The group, which plans to return the old polarship to Norway to be the centerpiece of a new museum, is this week in Cambridge Bay in Canada's far north filming and photographing the shipwreck trapped in ice.
Jan Wanggaard, manager of the effort to bring the Maud to Norway, said the shipwreck was stripped by locals and torn by ice over the years, but also has been conserved by the cold temperatures "in an incredible way."
"The oak wood in Maud still seems to be in prime conditions," he said in a statement.
The documentary film team has prepared a tent on the ice with a dive hole inside for access under the ice "to document the old ship in her true element" on the seabed in the shallow waters of Cambridge Bay.
"Just to be here now in the winter – with temperatures around minus 30 Celsius – makes me feel much closer to the ship and its history than ever before during our two earlier summer surveys," Wanggaard commented.
"The impressions of seeing and feeling her tied into the iron grip of the ice really makes me emotional and respectful to the ship and its physicality as well to the whole story of the ship."
In 1906, Amundsen became the first European to sail through the Northwest Passage searching for a shorter shipping route from Europe to Asia, something explorers had been trying to find for centuries.
Five years later, he became the first person to reach the South Pole.
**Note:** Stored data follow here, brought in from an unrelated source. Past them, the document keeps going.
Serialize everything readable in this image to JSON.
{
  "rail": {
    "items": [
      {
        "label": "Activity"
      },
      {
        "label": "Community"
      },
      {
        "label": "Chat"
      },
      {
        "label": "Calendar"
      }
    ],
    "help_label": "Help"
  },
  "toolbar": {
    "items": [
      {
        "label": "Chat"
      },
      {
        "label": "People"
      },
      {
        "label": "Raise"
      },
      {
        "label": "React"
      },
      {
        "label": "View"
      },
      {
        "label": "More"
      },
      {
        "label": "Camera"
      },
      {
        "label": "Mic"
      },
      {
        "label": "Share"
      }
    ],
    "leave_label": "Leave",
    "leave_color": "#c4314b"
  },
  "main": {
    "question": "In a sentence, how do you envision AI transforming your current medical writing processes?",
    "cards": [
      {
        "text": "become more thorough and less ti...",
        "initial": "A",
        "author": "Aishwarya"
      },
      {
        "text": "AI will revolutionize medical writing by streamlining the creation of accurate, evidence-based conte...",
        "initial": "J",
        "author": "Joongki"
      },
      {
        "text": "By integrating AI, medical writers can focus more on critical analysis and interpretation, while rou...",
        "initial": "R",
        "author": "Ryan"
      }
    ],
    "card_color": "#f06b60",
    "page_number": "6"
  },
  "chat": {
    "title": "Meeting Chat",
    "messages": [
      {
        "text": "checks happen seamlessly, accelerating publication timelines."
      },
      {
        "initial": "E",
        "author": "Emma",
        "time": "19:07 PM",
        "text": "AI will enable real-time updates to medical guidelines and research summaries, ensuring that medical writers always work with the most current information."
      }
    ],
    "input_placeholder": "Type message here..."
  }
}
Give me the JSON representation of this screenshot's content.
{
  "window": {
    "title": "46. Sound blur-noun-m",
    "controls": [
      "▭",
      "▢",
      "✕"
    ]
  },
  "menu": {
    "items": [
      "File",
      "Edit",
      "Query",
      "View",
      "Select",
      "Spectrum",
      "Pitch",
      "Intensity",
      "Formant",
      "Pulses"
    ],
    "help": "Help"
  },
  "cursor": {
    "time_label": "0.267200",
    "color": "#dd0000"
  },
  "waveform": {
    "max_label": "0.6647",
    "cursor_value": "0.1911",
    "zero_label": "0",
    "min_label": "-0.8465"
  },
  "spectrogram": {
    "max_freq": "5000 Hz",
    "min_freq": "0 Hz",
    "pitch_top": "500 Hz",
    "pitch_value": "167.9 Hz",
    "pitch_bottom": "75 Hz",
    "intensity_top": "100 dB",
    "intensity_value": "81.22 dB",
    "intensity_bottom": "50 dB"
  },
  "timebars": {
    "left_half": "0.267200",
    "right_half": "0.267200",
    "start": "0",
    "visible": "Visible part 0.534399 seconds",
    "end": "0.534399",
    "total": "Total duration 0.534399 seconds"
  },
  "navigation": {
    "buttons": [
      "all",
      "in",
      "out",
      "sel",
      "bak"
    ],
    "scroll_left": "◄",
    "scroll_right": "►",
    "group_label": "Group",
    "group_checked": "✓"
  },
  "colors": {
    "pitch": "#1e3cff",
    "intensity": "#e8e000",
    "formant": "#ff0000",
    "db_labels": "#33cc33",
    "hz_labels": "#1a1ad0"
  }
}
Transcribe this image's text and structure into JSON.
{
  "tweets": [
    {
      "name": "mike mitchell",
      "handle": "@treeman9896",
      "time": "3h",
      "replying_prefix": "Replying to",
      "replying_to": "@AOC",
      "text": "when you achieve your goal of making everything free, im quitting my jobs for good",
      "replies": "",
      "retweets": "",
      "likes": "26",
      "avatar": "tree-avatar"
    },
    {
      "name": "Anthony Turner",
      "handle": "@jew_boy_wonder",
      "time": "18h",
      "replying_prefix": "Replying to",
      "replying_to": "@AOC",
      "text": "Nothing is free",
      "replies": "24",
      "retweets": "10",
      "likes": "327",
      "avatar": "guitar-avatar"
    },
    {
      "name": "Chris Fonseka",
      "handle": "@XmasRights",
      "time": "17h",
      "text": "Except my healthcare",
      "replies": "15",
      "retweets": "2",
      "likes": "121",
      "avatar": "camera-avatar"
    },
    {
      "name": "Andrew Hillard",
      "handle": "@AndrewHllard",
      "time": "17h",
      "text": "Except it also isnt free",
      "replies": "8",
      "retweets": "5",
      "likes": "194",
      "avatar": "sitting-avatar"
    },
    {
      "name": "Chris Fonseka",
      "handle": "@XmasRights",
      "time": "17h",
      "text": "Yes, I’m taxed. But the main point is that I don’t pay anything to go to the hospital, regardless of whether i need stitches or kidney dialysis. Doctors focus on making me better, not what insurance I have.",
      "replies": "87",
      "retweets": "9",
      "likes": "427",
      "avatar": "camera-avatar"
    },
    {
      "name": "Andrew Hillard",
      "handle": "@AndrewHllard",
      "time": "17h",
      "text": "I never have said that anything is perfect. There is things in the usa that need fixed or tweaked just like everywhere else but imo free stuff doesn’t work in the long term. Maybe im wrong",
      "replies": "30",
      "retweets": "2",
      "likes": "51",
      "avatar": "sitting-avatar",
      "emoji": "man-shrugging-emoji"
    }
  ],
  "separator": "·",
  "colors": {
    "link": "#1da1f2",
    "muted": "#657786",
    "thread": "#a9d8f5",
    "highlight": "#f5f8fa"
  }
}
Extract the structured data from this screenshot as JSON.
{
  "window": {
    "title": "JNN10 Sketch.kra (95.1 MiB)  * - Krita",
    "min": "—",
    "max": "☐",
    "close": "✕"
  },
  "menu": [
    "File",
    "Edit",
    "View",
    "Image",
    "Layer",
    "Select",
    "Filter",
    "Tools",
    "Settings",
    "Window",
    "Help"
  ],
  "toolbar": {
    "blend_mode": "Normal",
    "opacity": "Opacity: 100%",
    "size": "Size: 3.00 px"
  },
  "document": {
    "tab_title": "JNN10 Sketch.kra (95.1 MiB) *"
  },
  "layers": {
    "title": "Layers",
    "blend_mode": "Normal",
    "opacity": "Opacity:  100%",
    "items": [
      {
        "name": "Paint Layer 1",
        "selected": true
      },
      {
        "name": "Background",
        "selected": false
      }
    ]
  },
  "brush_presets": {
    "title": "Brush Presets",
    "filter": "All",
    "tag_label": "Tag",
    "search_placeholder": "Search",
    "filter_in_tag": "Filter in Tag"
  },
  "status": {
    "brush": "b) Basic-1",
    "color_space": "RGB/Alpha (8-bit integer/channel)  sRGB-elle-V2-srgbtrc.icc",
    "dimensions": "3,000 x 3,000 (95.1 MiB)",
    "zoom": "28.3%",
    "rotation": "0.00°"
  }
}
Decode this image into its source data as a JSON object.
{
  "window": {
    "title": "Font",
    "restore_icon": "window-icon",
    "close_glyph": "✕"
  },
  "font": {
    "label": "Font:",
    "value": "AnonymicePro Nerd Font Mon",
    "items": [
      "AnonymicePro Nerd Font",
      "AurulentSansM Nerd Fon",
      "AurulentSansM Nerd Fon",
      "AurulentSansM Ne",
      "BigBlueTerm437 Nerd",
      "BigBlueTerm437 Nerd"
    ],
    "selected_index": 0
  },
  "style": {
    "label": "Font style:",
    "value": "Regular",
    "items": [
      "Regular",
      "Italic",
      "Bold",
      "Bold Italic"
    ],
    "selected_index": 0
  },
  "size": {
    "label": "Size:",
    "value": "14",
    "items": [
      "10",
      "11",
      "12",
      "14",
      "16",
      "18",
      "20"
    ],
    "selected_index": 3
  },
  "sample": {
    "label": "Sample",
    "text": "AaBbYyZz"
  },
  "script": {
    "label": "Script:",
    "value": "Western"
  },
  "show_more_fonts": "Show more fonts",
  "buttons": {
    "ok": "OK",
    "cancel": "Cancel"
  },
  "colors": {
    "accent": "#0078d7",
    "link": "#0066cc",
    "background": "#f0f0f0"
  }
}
His attempts to reach the North Pole however failed.
Amundsen again sailed through the Northeast Passage with the Maud in 1918-20, but was unable to get far enough north to launch a North Pole expedition.
Amundsen tried, and failed, one more time from the Bering Strait in 1920-21.
The Maud, built in Asker, Norway and named after Norway's Queen Maud, was sold to Hudson's Bay Company in 1925 and rechristened the Baymaud. It ended its days as a floating warehouse and the region's first radio station before sinking at its moorings in 1930.
In 1990, Asker Council in Norway bought the wreck for just $1.
Cambridge Bay residents fought its removal but the Canadian Cultural Property Export Review Board granted an export permit for the ship in March.